Sr. Henrietta cared deeply for those she was responsible for. She told her nurses that cheerfulness would “do more good to their patients than a dose of medicine,” and during her rounds greeted and asked after the welfare of each and every patient. When asked whether nurses also helped the patients’ souls her reply was “Why, yes, or we might just as well nurse a lot of broken-down old horses.”
The needs of the nurses, who were overworked in tough conditions, were also of great concern to Sr. Henrietta. She advocated and collected funds for building a proper nurses’ residence and arranged shifts in such a way that there was time for rest, recreation, exercise and time to worship.
Founding Professional Nursing Education in South Africa
Sr. Henrietta introduced the first professional training of nurses in South Africa at Carnarvon hospital. At first, the training was two years, but by 1889 the school became one of the forerunners in establishing three years of training as advocated at the time by the British Nursing Association (BNA). Similar to the Nightingale trained nurses in England, the Kimberly trained nurses were in high demand and took charge of hospitals and established nurse training schools throughout South Africa.
Advocating for State Registration of Nurses
Sr. Henrietta had a close friend and mentor in Bedford Fenwick, the nursing leader who launched the BNA in 1887 with the primary objective of achieving recognition of the nursing profession in law. Sr. Henrietta joined the BNA and actively supported its aims. She became aware that the legislation for medical practitioners was under review and immediately launched a campaign to have nurses and midwives included in this law. Through her strong personality, and what is described as her quiet diplomacy, she convinced nurses, medical and political leaders of the need for legislation to regulate the nursing profession and gained their support. In 1891 the Act was passed to make provision for the Licensing and Registration of Medical Practitioners, Apothecaries, Dentists, Chemists and Druggists, Midwives and Nurses.
“…South Africa became the first country in the world to make legal provision for the curriculum for nurses and midwives, approval of training schools, as well as standardized examinations for entry into the register.”
Thus South Africa became the first country in the world to make legal provision for the curriculum for nurses and midwives, approval of training schools, as well as standardized examinations for entry into the register.
Founder Member of the ICN
In her book on the history of nursing, published in 1920, Lavinia Dock wrote: “Sister Henrietta was a woman of fine culture and seriousness of character. Her personality made a deep impression on nurses, when, at international meetings in England in 1899, she told of the steps by which they had gained what was then so great a novelty, the first state recognition of the profession of nursing.”

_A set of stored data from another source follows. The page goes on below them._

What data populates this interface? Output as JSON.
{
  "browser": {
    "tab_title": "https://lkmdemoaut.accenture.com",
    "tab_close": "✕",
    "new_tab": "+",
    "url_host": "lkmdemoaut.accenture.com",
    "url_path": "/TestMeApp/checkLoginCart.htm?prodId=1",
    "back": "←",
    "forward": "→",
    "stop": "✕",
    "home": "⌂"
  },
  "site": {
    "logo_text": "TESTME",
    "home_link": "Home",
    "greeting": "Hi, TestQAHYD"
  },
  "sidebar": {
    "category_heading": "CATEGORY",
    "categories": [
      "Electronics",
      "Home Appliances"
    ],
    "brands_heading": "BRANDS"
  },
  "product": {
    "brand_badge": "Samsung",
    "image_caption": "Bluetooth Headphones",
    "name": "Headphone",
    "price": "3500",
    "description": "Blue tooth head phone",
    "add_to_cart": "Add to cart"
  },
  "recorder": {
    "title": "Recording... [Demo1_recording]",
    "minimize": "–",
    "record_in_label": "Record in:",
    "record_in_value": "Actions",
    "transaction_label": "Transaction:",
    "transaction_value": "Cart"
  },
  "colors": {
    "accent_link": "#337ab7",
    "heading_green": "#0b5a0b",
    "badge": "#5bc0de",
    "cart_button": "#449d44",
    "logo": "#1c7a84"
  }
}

Sr. Henrietta was an honorary member of the Matrons’ Council of Great Britain and Ireland where, during its meeting in 1899, the International Council of Nurses was founded. The aim of this body was to serve as an international platform for nurses from various countries who were advocating for professional self-government. Sr. Henrietta was amongst those elected to the provisional committee that was responsible for drafting the constitution of the ICN.

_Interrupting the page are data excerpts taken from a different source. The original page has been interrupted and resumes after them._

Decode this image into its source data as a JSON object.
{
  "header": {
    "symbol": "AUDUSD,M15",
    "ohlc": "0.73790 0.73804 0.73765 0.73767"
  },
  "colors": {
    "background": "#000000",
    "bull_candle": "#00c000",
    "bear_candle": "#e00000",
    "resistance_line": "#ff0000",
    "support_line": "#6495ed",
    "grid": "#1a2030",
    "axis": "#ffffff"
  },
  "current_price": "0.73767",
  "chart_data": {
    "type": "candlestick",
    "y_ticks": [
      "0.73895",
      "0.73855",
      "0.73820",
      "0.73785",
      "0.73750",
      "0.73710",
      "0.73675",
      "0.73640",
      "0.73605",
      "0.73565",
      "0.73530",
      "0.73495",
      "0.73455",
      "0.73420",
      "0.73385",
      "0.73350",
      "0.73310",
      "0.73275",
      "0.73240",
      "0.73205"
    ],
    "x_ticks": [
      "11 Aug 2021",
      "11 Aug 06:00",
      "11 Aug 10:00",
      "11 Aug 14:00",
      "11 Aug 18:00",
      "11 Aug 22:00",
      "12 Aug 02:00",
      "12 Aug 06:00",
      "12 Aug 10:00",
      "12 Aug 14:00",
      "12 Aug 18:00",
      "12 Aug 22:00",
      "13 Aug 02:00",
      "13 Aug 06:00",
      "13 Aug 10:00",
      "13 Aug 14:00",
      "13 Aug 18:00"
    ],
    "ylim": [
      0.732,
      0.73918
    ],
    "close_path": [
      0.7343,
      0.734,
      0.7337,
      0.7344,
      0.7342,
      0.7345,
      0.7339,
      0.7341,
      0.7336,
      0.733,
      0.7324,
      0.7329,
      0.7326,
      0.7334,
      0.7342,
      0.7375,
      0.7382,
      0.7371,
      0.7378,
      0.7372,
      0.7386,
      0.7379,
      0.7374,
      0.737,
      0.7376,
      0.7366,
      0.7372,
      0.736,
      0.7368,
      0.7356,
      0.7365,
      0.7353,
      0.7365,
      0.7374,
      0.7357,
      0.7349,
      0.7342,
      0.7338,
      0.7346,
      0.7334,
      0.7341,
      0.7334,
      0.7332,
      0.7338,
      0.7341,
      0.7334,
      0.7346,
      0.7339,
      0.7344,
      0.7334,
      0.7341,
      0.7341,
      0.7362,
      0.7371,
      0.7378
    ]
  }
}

Sr. Henrietta collected funds for a chapel at the hospital which was inaugurated in 1887. This chapel, later named after Sr. Henrietta, still stands at Kimberly Hospital and is an official heritage site.
In 1970, the then South African Nursing Association funded a statue in honor of Sr. Henrietta. It was sculpted by Dr. Jack Penn, an internationally famous plastic surgeon, and well-known sculptor.
The statue stands in the grounds of the St Cyprian’s Cathedral in Kimberley and is one of the very few statues in the world honoring the work of religious sisters.